Logo Polskiego Radia
POSŁUCHAJ
PAP
Katarzyna Karaś 19.12.2012

Wałęsa spotkał się z synem Chodorkowskiego

Do spotkania doszło w Warszawie na prośbę syna byłego szefa Jukosu, który odbywa karę więzienia w łagrze na północy Rosji.
Lech WałęsaLech WałęsaPAP/Adam Warżawa

Tematem spotkania były m.in. działania na rzecz uwolnienia Michaiła Chodorkowskiego. Zdzisław Wójcik z Instytutu Lecha Wałęsy poinformował, że były prezydent powiedział Pawłowi Chodorkowskiemu, że popiera jego działania, jednak poprosił go o przedstawienie mu strategii i konkretnych rozwiązań mogących pomóc nie tylko jego ojcu, ale także innym więźniom politycznym w Rosji.
Wałęsa przyznał, że sam niewiele może w tej sprawie zrobić. - Przypomniał między innymi o jego niedawnym liście otwartym do prezydenta Władimira Putina w sprawie grupy Pussy Riot i braku reakcji ze strony Kremla - powiedział Wójcik.
- Prezydent podkreślił, jak ważna jest solidarność z moim ojcem, ale też ze wszystkimi więźniami politycznymi w Rosji. Zadeklarował, że poruszy problem więźniów politycznych w Federacji Rosyjskiej w rozmowach z innymi noblistami przy najbliższej okazji - powiedział po spotkaniu Paweł Chodorkowski.
Na pytanie o szanse wyjścia na wolność byłego szefa Jukosu syn Chodorkowskiego odpowiedział, że "przyszłość jego ojca jest bezpośrednio połączona z przyszłością demokracji w Rosji". - Jeśli Putin zostanie prezydentem na dwie kadencje, zostanie nim na zawsze, stając się dożywotnim dyktatorem. Nie sądzę jednak, że tak się stanie. Mam nadzieję, że i kraj, i mój ojciec odzyskają wolność przed 2016 - stwierdził.

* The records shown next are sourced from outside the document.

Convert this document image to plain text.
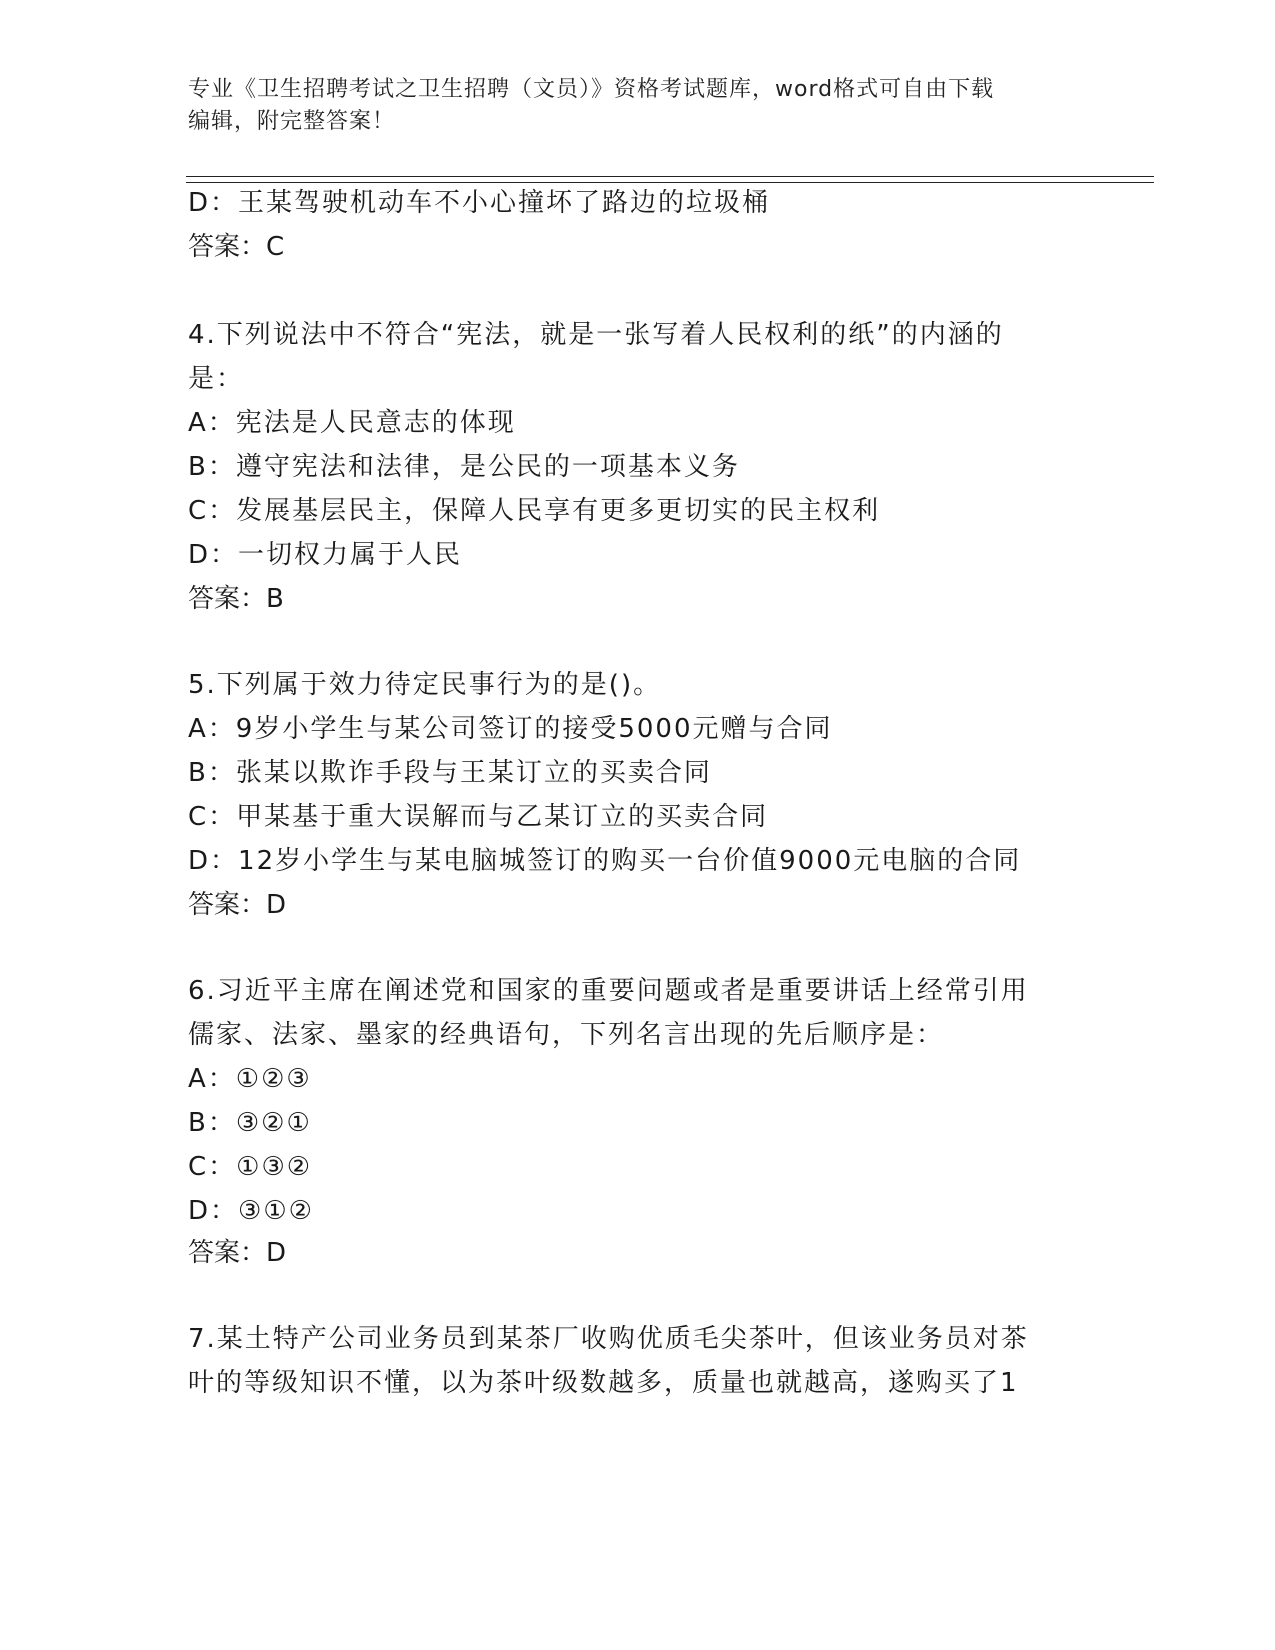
专业《卫生招聘考试之卫生招聘（文员）》资格考试题库，word格式可自由下载
编辑，附完整答案！
D：王某驾驶机动车不小心撞坏了路边的垃圾桶
答案：C
4.下列说法中不符合“宪法，就是一张写着人民权利的纸”的内涵的
是：
A：宪法是人民意志的体现
B：遵守宪法和法律，是公民的一项基本义务
C：发展基层民主，保障人民享有更多更切实的民主权利
D：一切权力属于人民
答案：B
5.下列属于效力待定民事行为的是()。
A：9岁小学生与某公司签订的接受5000元赠与合同
B：张某以欺诈手段与王某订立的买卖合同
C：甲某基于重大误解而与乙某订立的买卖合同
D：12岁小学生与某电脑城签订的购买一台价值9000元电脑的合同
答案：D
6.习近平主席在阐述党和国家的重要问题或者是重要讲话上经常引用
儒家、法家、墨家的经典语句，下列名言出现的先后顺序是：
A：①②③
B：③②①
C：①③②
D：③①②
答案：D
7.某土特产公司业务员到某茶厂收购优质毛尖茶叶，但该业务员对茶
叶的等级知识不懂，以为茶叶级数越多，质量也就越高，遂购买了1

W Warszawie syn byłego szefa Jukosu będzie gościł do czwartku, m.in. w związku z promocją książki "Więzień Putina", autobiografii napisanej przez jego ojca zza krat we współpracy z rosyjską dziennikarką Natalią Gieworkian.
Michaił Chodorkowski w latach 80. był wiceszefem komunistycznego Komsomołu. Na przełomie lat 80. i 90. dzięki m.in. rządowym koneksjom stał się jednym z oligarchów nowej Rosji. Następnie działał na rzecz promowania w Rosji zachodnich standardów demokracji i społeczeństwa obywatelskiego.

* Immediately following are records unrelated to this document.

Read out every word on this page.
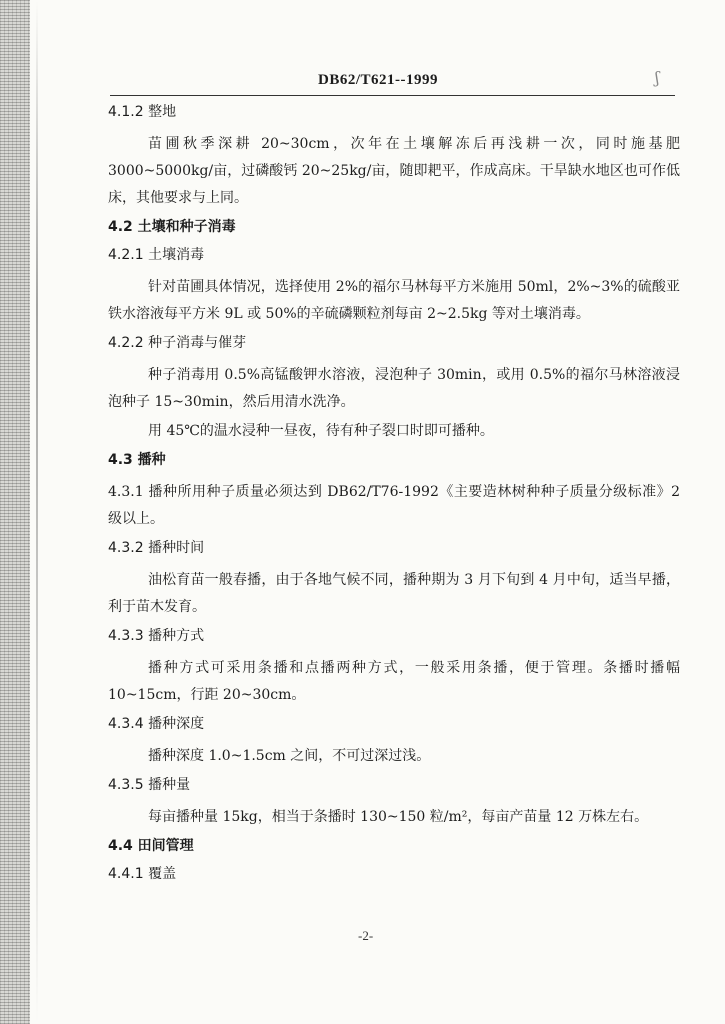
DB62/T621--1999	ʃ
4.1.2 整地

苗圃秋季深耕 20~30cm，次年在土壤解冻后再浅耕一次，同时施基肥 3000~5000kg/亩，过磷酸钙 20~25kg/亩，随即耙平，作成高床。干旱缺水地区也可作低床，其他要求与上同。

4.2 土壤和种子消毒
4.2.1 土壤消毒

针对苗圃具体情况，选择使用 2%的福尔马林每平方米施用 50ml，2%~3%的硫酸亚铁水溶液每平方米 9L 或 50%的辛硫磷颗粒剂每亩 2~2.5kg 等对土壤消毒。

4.2.2 种子消毒与催芽

种子消毒用 0.5%高锰酸钾水溶液，浸泡种子 30min，或用 0.5%的福尔马林溶液浸泡种子 15~30min，然后用清水洗净。

用 45℃的温水浸种一昼夜，待有种子裂口时即可播种。

4.3 播种

4.3.1 播种所用种子质量必须达到 DB62/T76-1992《主要造林树种种子质量分级标准》2 级以上。

4.3.2 播种时间

油松育苗一般春播，由于各地气候不同，播种期为 3 月下旬到 4 月中旬，适当早播，利于苗木发育。

4.3.3 播种方式

播种方式可采用条播和点播两种方式，一般采用条播，便于管理。条播时播幅 10~15cm，行距 20~30cm。

4.3.4 播种深度

播种深度 1.0~1.5cm 之间，不可过深过浅。

4.3.5 播种量

每亩播种量 15kg，相当于条播时 130~150 粒/m²，每亩产苗量 12 万株左右。

4.4 田间管理
4.4.1 覆盖
-2-
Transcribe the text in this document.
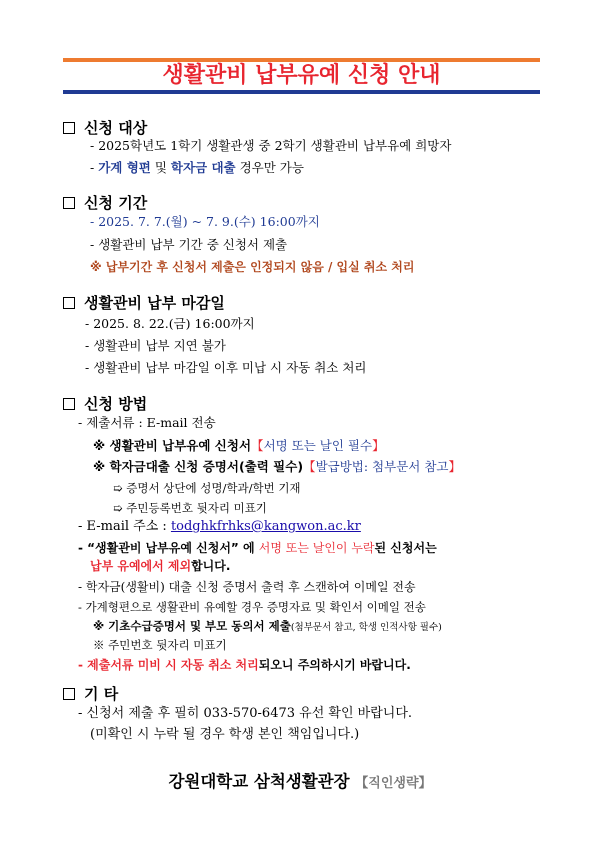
생활관비 납부유예 신청 안내
신청 대상
- 2025학년도 1학기 생활관생 중 2학기 생활관비 납부유예 희망자
- 가계 형편 및 학자금 대출 경우만 가능
신청 기간
- 2025. 7. 7.(월) ~ 7. 9.(수) 16:00까지
- 생활관비 납부 기간 중 신청서 제출
※ 납부기간 후 신청서 제출은 인정되지 않음 / 입실 취소 처리
생활관비 납부 마감일
- 2025. 8. 22.(금) 16:00까지
- 생활관비 납부 지연 불가
- 생활관비 납부 마감일 이후 미납 시 자동 취소 처리
신청 방법
- 제출서류 : E-mail 전송
※ 생활관비 납부유예 신청서【서명 또는 날인 필수】
※ 학자금대출 신청 증명서(출력 필수)【발급방법: 첨부문서 참고】
➯ 증명서 상단에 성명/학과/학번 기재
➯ 주민등록번호 뒷자리 미표기
- E-mail 주소 : todghkfrhks@kangwon.ac.kr
- “생활관비 납부유예 신청서” 에 서명 또는 날인이 누락된 신청서는
납부 유예에서 제외합니다.
- 학자금(생활비) 대출 신청 증명서 출력 후 스캔하여 이메일 전송
- 가계형편으로 생활관비 유예할 경우 증명자료 및 확인서 이메일 전송
※ 기초수급증명서 및 부모 동의서 제출(첨부문서 참고, 학생 인적사항 필수)
※ 주민번호 뒷자리 미표기
- 제출서류 미비 시 자동 취소 처리되오니 주의하시기 바랍니다.
기 타
- 신청서 제출 후 필히 033-570-6473 유선 확인 바랍니다.
(미확인 시 누락 될 경우 학생 본인 책임입니다.)
강원대학교 삼척생활관장 【직인생략】
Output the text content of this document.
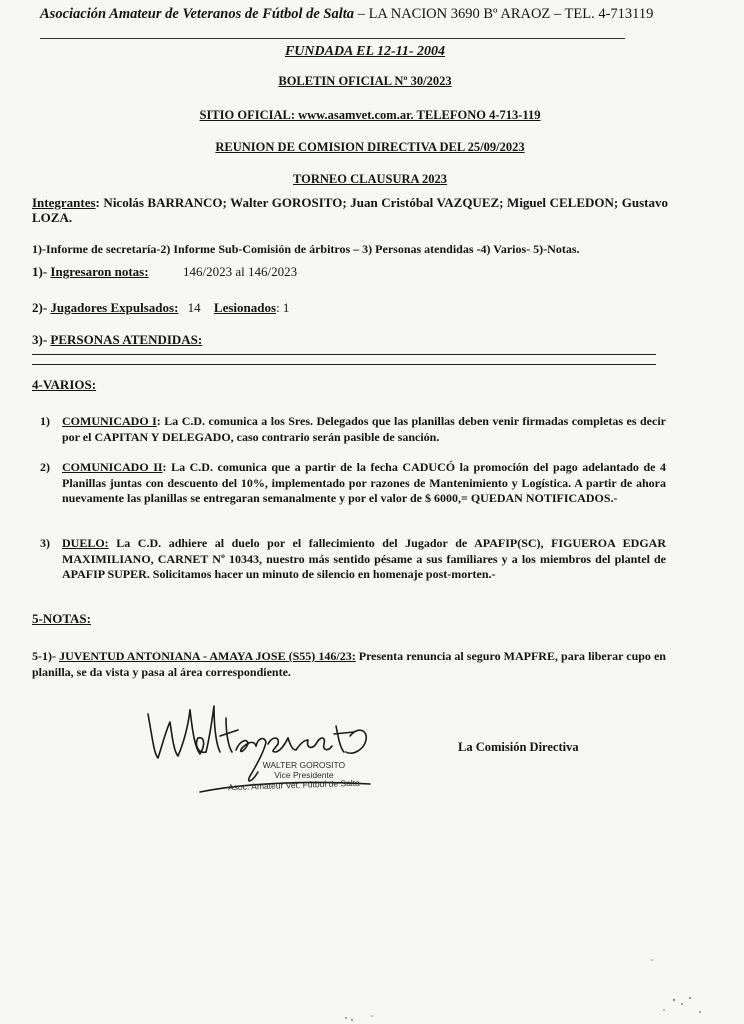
Asociación Amateur de Veteranos de Fútbol de Salta – LA NACION 3690 Bº ARAOZ – TEL. 4-713119
FUNDADA EL 12-11- 2004
BOLETIN OFICIAL Nº 30/2023
SITIO OFICIAL: www.asamvet.com.ar. TELEFONO 4-713-119
REUNION DE COMISION DIRECTIVA DEL 25/09/2023
TORNEO CLAUSURA 2023
Integrantes: Nicolás BARRANCO; Walter GOROSITO; Juan Cristóbal VAZQUEZ; Miguel CELEDON; Gustavo LOZA.
1)-Informe de secretaría-2) Informe Sub-Comisión de árbitros – 3) Personas atendidas -4) Varios- 5)-Notas.
1)- Ingresaron notas:	146/2023 al 146/2023
2)- Jugadores Expulsados: 14 Lesionados: 1
3)- PERSONAS ATENDIDAS:
4-VARIOS:
1)	COMUNICADO I: La C.D. comunica a los Sres. Delegados que las planillas deben venir firmadas completas es decir por el CAPITAN Y DELEGADO, caso contrario serán pasible de sanción.
2)	COMUNICADO II: La C.D. comunica que a partir de la fecha CADUCÓ la promoción del pago adelantado de 4 Planillas juntas con descuento del 10%, implementado por razones de Mantenimiento y Logística. A partir de ahora nuevamente las planillas se entregaran semanalmente y por el valor de $ 6000,= QUEDAN NOTIFICADOS.-
3)	DUELO: La C.D. adhiere al duelo por el fallecimiento del Jugador de APAFIP(SC), FIGUEROA EDGAR MAXIMILIANO, CARNET Nº 10343, nuestro más sentido pésame a sus familiares y a los miembros del plantel de APAFIP SUPER. Solicitamos hacer un minuto de silencio en homenaje post-morten.-
5-NOTAS:
5-1)- JUVENTUD ANTONIANA - AMAYA JOSE (S55) 146/23: Presenta renuncia al seguro MAPFRE, para liberar cupo en planilla, se da vista y pasa al área correspondiente.
WALTER GOROSITO
Vice Presidente
Asoc. Amateur Vet. Fútbol de Salta
La Comisión Directiva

Popadł w konflikt z prezydentem Rosji Władimirem Putinem, gdy oskarżył jego otoczenie o korupcję i zaczął finansowo wspierać opozycyjne partie polityczne. W grudniu 2010 roku skazano go na 13,5 roku łagru za rzekome przywłaszczenie 218 mln ton ropy naftowej i wypranie uzyskanych w ten sposób pieniędzy. W maju 2011 roku sąd apelacyjny obniżył mu karę do 13 lat. Na wolność biznesmen ma wyjść w 2016 roku.
Wyrok na byłego szefa Jukosu spotkał się z międzynarodową krytyką. W 2011 roku Europejski Trybunał Praw Człowieka w Strasburgu orzekł, że władze Rosji naruszyły prawa Chodorkowskiego po jego aresztowaniu w 2003 roku. Trybunał uznał za uzasadnioną skargę, m.in. na "nieludzkie i uwłaczające godności człowieka warunki przetrzymywania go w areszcie śledczym, a także w sali sądowej podczas przesłuchań". Sędziowie odrzucili jednak inną skargę, wskazującą na motywy polityczne aresztowania i procesu Chodorkowskiego.